I might have forgot some important aspect about adaptation in the contemporary architecture that I will highlight in this article.
Because adaption is not only about adapting the architectural work into a certain era, it's also about matching it with its surrounding, and its context.
The quotation I took from Frida Svensen's work at the beginning of the article explained in all the way what I want to express in this article. The human eyes refer to us, as people living inside a space where it's easy to project. The shapes refers not only to the form of the building but also to what is understandable. Shapes are what make the difference between an aesthetic/practical design and a mind blowing/surprising building. Therefore the perfect mix leads to what we want to achieve as architect: a place as comfortable as possible. It is also important to mention that feelings are involve in the process of designing nowadays in a context of adaptation.

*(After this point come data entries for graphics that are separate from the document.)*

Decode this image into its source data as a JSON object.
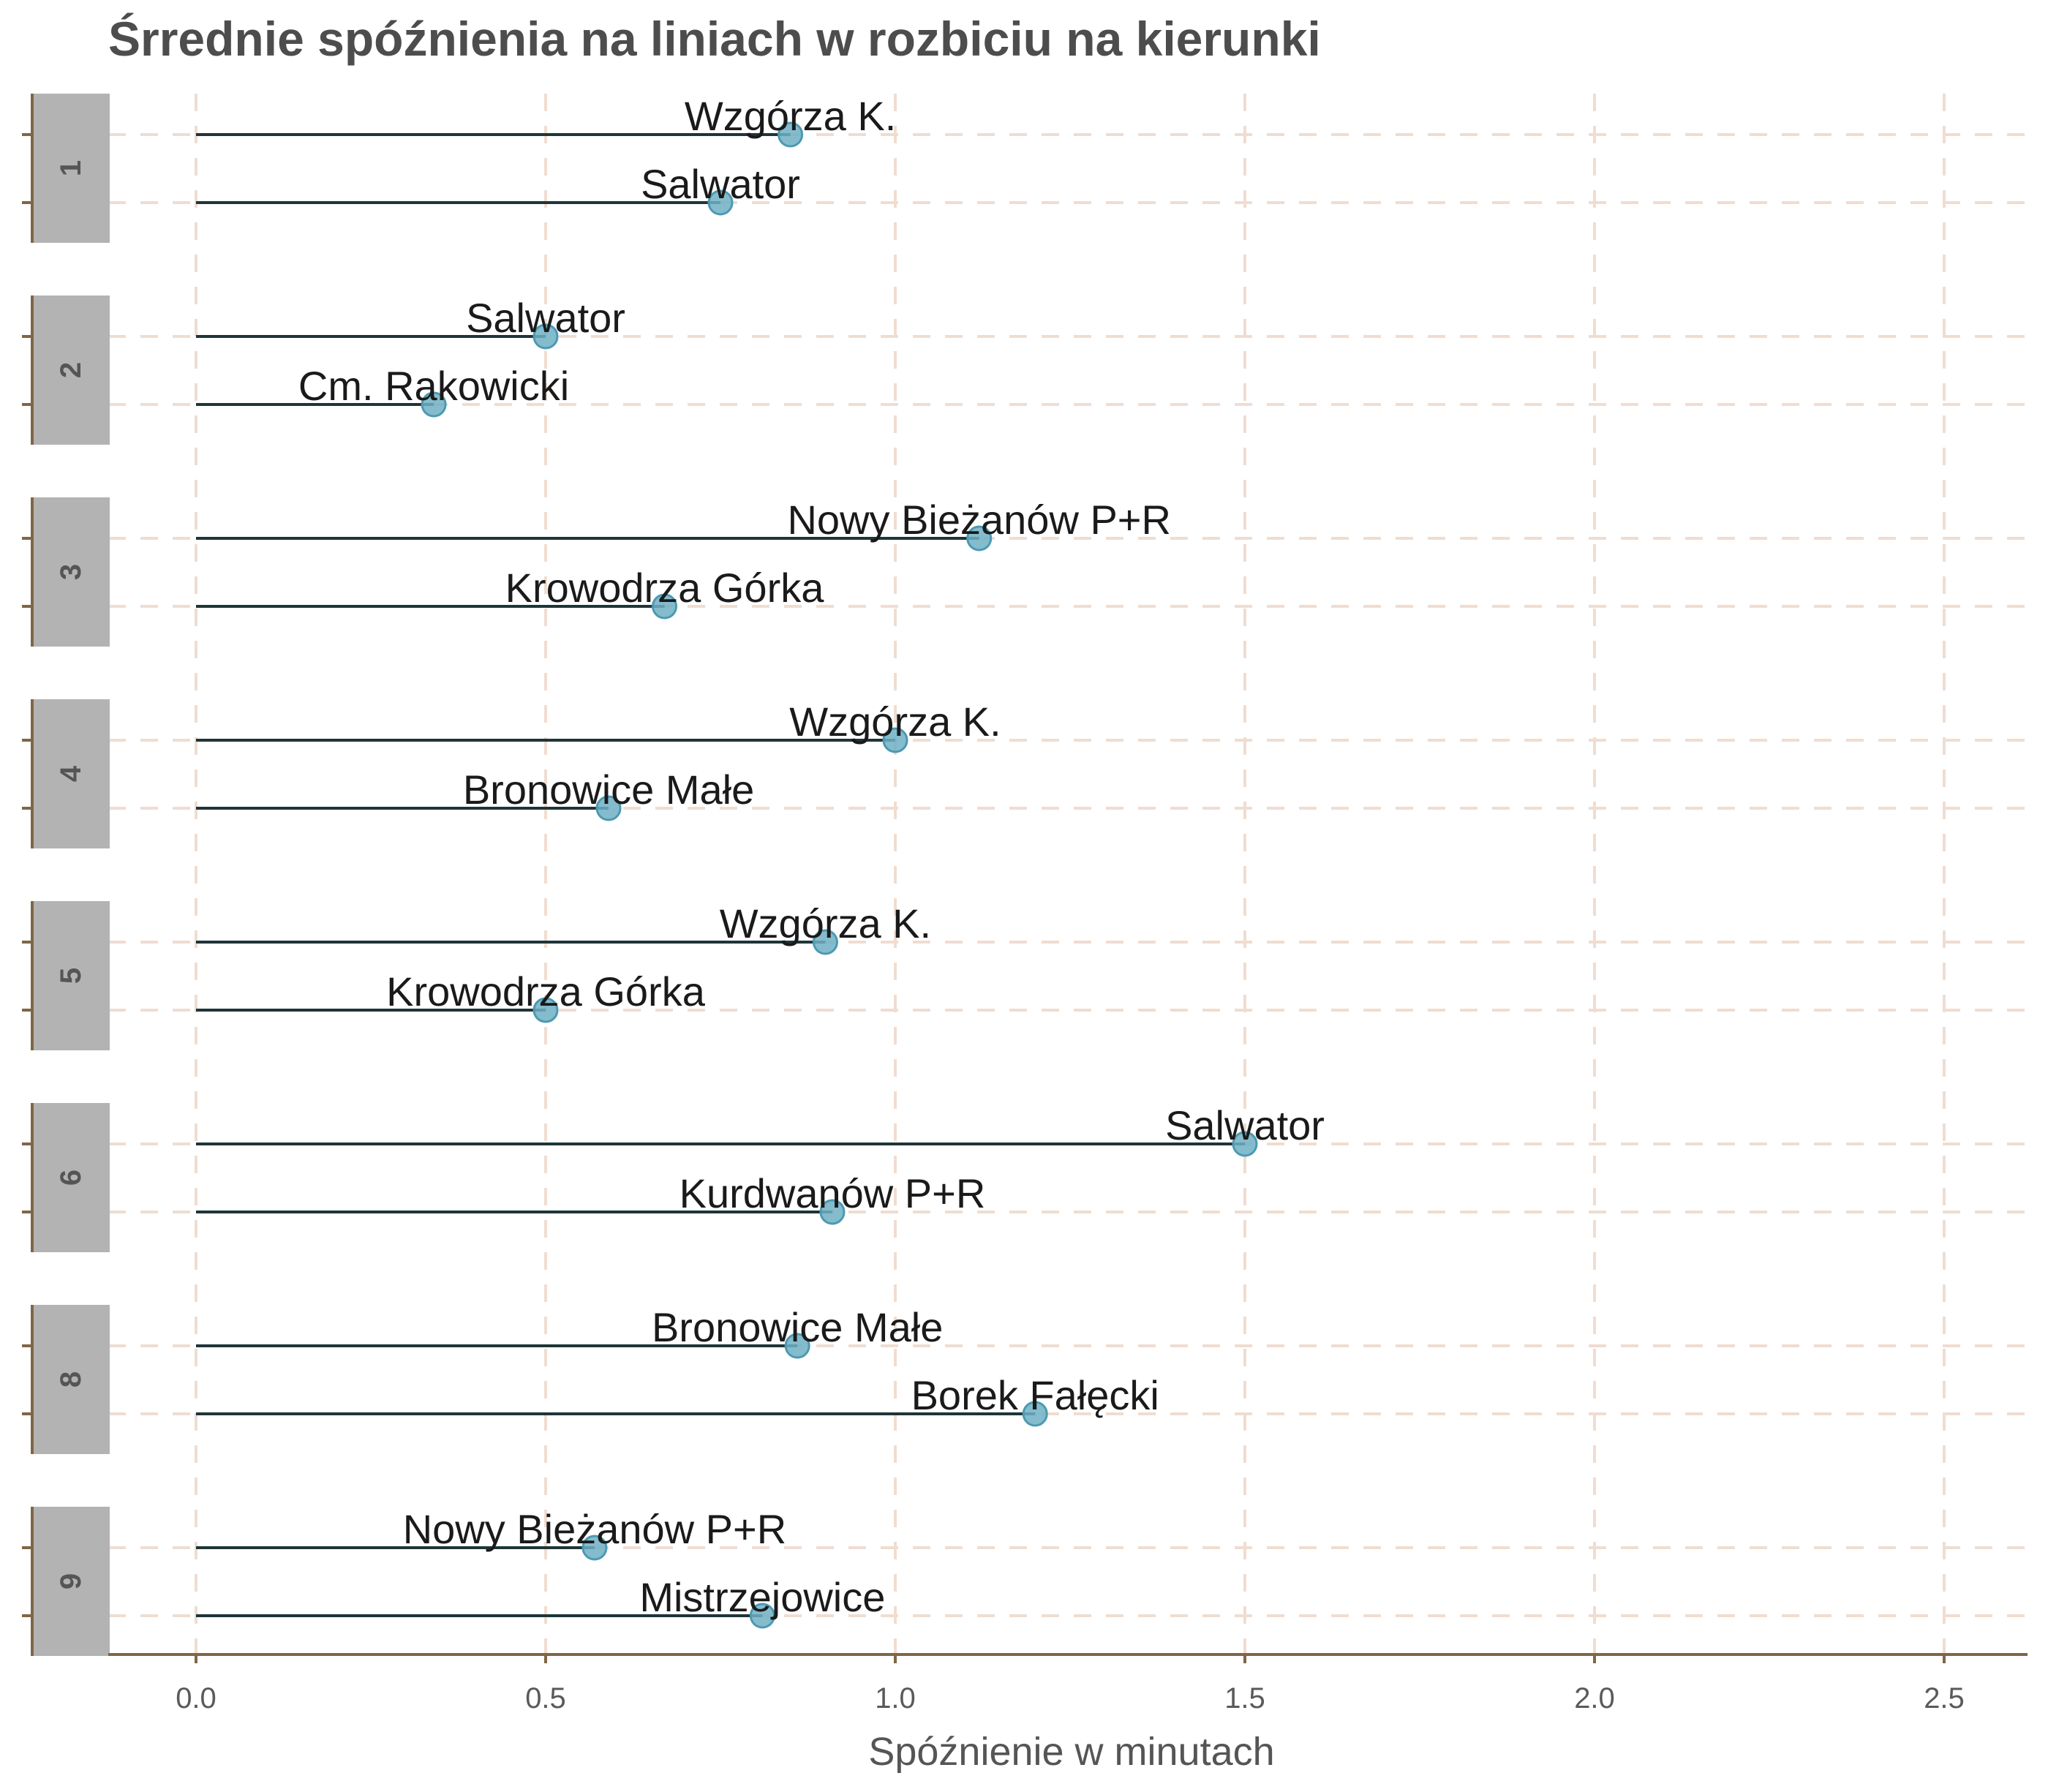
{
  "chart_data": {
    "type": "lollipop",
    "title": "Śrrednie spóźnienia na liniach w rozbiciu na kierunki",
    "xlabel": "Spóźnienie w minutach",
    "ylabel": "",
    "xlim": [
      -0.12,
      2.62
    ],
    "x_ticks": [
      0.0,
      0.5,
      1.0,
      1.5,
      2.0,
      2.5
    ],
    "x_tick_labels": [
      "0.0",
      "0.5",
      "1.0",
      "1.5",
      "2.0",
      "2.5"
    ],
    "grid": true,
    "grid_style": "dashed",
    "facets": [
      {
        "line": "1",
        "directions": [
          {
            "name": "Wzgórza K.",
            "value": 0.85
          },
          {
            "name": "Salwator",
            "value": 0.75
          }
        ]
      },
      {
        "line": "2",
        "directions": [
          {
            "name": "Salwator",
            "value": 0.5
          },
          {
            "name": "Cm. Rakowicki",
            "value": 0.34
          }
        ]
      },
      {
        "line": "3",
        "directions": [
          {
            "name": "Nowy Bieżanów P+R",
            "value": 1.12
          },
          {
            "name": "Krowodrza Górka",
            "value": 0.67
          }
        ]
      },
      {
        "line": "4",
        "directions": [
          {
            "name": "Wzgórza K.",
            "value": 1.0
          },
          {
            "name": "Bronowice Małe",
            "value": 0.59
          }
        ]
      },
      {
        "line": "5",
        "directions": [
          {
            "name": "Wzgórza K.",
            "value": 0.9
          },
          {
            "name": "Krowodrza Górka",
            "value": 0.5
          }
        ]
      },
      {
        "line": "6",
        "directions": [
          {
            "name": "Salwator",
            "value": 1.5
          },
          {
            "name": "Kurdwanów P+R",
            "value": 0.91
          }
        ]
      },
      {
        "line": "8",
        "directions": [
          {
            "name": "Bronowice Małe",
            "value": 0.86
          },
          {
            "name": "Borek Fałęcki",
            "value": 1.2
          }
        ]
      },
      {
        "line": "9",
        "directions": [
          {
            "name": "Nowy Bieżanów P+R",
            "value": 0.57
          },
          {
            "name": "Mistrzejowice",
            "value": 0.81
          }
        ]
      }
    ],
    "colors": {
      "point": "#6fb0c4",
      "point_stroke": "#4c99b1",
      "stem": "#1f3538",
      "grid": "#f0ddd0",
      "axis": "#7f6647",
      "strip_bg": "#b3b3b3"
    }
  }
}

As I said in my essaie "When evolution rimes with adaptation": "we don't have evolution without adaptation". Evolution is linked with the idea of time, and progress. I would say in a simple way that it's the technical progresses we have achieve so far. It involves that us, as architect, we have to put borders to those progresses in order to adapt as well as possible our design in an already existing area.
At the beginning of the twentieth century, the technical advances gave the architecture the issue of adaptation. Therefore as Le Corbusier denounced in his manifesto "Vers une architecture" 1923, we should think as engineers think when they design. In a more efficient and simple way, because architecture is not about letting your mind fly away. We should always focus on our main purposes.
As Ina Kristin Ullenes explained in her third work, it is possible to build on the built thanks to intertextuality. It's the idea that a building can have two distincts architecture, separated by diferents textures (materials). But to my mind, in order to make it possible, we still have to follow some rules to join the idea of "understandable shapes for human eyes."